Everyone likes to think that they are good with money and have the necessary tools to keep themselves in the black. Unfortunately, with more and more people taking out credit to pay for things with money they technically haven’t got, debt levels are once again on the rise. Whether it is through mortgages, credit cards, or even short-term loans, the specter of debt continues to loom large over a number of Americans.

 

Why are people in debt?

It is difficult to pinpoint exactly where these problems with money come from, with 80% of Americans admitting that they are in some form of debt by accumulating sources. The main three are believed to be student loans, credit cards, and car finance planes, with credit card debt, in particular, being quite high. According to the latest figures from September 2020, Americans nationwide have a combined $416.13 billion worth of credit card debt, which, rather surprisingly, is a drop of 6.34 percent from the previous year. It is still quite high but nowhere near the peak of $1trillion from the peak of the financial crisis in 2008. All of this feeds into the current sky-high household debt figures of $14.3 trillion, which is $1.6 trillion higher than the previous peak of $12.7 trillion from the third quarter of 2008, once again at the height of the recession. This amount of debt can have a knock-on effect on the chances of gaining mortgages and other credit in the future, as they leave a trace on your credit file.

 

How bad can it get?

The worst-case scenario for any debt is that you fall into arrears and then have major problems making the repayments, seriously damaging your credit file, and making it harder to borrow again in the future.
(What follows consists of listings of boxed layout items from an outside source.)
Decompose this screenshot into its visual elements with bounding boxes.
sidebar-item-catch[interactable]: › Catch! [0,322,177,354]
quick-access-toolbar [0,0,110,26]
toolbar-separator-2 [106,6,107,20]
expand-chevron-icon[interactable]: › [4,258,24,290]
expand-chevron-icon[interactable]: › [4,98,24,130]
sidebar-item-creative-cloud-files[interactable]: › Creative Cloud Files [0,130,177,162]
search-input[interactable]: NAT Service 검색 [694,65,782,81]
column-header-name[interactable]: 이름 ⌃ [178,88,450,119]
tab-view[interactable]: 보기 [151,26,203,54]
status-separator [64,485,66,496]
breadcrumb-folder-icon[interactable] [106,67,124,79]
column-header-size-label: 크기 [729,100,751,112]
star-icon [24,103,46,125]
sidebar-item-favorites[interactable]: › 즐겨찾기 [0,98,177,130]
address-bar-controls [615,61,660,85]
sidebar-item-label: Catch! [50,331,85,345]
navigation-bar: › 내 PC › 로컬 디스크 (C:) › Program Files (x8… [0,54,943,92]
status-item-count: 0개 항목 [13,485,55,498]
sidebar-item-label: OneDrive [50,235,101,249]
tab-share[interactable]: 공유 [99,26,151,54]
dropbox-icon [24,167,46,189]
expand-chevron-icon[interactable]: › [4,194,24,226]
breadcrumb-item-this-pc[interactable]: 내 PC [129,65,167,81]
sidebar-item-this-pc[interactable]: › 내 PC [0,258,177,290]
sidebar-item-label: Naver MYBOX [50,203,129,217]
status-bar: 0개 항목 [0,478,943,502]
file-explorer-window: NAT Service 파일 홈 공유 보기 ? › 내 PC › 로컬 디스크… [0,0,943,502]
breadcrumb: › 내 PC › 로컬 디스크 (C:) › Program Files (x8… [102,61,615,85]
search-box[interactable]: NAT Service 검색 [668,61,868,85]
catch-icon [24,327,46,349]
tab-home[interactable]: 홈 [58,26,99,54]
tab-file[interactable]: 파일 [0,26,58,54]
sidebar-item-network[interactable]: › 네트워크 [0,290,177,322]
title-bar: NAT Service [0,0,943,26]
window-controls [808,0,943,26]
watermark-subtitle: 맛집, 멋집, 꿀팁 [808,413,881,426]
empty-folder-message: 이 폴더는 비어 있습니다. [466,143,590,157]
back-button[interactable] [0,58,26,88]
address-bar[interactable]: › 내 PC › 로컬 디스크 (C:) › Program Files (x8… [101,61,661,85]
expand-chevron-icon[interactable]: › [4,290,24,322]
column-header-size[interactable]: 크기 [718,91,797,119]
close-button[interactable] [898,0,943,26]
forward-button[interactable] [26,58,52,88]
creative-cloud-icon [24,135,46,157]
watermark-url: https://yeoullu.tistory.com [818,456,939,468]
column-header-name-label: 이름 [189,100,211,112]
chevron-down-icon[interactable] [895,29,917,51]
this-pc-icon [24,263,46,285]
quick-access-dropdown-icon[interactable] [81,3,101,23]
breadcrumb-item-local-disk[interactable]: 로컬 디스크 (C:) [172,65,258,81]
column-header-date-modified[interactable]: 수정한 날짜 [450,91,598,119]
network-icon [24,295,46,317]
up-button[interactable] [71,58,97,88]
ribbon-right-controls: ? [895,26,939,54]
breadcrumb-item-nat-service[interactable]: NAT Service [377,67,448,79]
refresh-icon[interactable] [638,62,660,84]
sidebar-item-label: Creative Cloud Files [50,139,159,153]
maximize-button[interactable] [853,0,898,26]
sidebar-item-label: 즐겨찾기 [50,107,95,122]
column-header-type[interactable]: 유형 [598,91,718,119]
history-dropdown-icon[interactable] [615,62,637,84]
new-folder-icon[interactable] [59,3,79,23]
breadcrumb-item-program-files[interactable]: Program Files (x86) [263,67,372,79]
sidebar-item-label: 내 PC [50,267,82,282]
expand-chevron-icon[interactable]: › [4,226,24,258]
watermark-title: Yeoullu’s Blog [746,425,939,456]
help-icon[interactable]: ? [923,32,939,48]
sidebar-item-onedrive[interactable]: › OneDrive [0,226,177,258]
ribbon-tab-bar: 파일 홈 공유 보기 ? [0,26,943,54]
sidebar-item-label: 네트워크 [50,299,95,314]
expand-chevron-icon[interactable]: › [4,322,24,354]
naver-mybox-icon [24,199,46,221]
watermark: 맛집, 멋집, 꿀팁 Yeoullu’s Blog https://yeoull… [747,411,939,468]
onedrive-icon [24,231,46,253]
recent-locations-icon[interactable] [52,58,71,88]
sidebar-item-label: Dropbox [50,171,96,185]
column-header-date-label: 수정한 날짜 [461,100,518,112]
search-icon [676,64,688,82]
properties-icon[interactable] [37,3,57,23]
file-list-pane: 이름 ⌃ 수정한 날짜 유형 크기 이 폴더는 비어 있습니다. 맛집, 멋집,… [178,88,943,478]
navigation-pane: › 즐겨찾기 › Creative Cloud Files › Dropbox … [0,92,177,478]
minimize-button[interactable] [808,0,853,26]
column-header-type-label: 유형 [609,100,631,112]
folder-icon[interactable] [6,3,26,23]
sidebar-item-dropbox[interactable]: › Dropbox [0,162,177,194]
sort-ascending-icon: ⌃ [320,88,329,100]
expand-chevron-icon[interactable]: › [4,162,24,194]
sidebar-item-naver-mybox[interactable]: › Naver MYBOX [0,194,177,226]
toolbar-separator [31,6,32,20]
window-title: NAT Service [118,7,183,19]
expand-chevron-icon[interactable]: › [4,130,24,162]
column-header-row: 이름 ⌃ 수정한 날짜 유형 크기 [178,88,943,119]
One of the worst results can be bankruptcy; It is believed that 14 percent of Americans own more than they currently own, but only 1% of the file for bankruptcy, with the other 13% avoiding wiping the debts through fear of the financial implications. These arrears can lead to bailiffs and debt collectors, with mortgage arrears leading to homes being repossessed by the banks. Try going to http://blueprinthomes.com/, and you might be able to sell your home to help you out of the financial mire. Whether it is a quick sale or ensuring you get the best price possible, they can be of help.

 

Finally….

It is never nice to be in a situation where your money troubles are causing real issues for you both mentally and through the long-term impact on your credit rating. With the right help, it is possible to come back from these problems, but it is important to act quickly. Right now, it might only be money and a bit of sleep that you are losing, but without quick and decisive action, you might see yourself losing quite a lot more in the future. The question is, can you honestly afford to let that happen?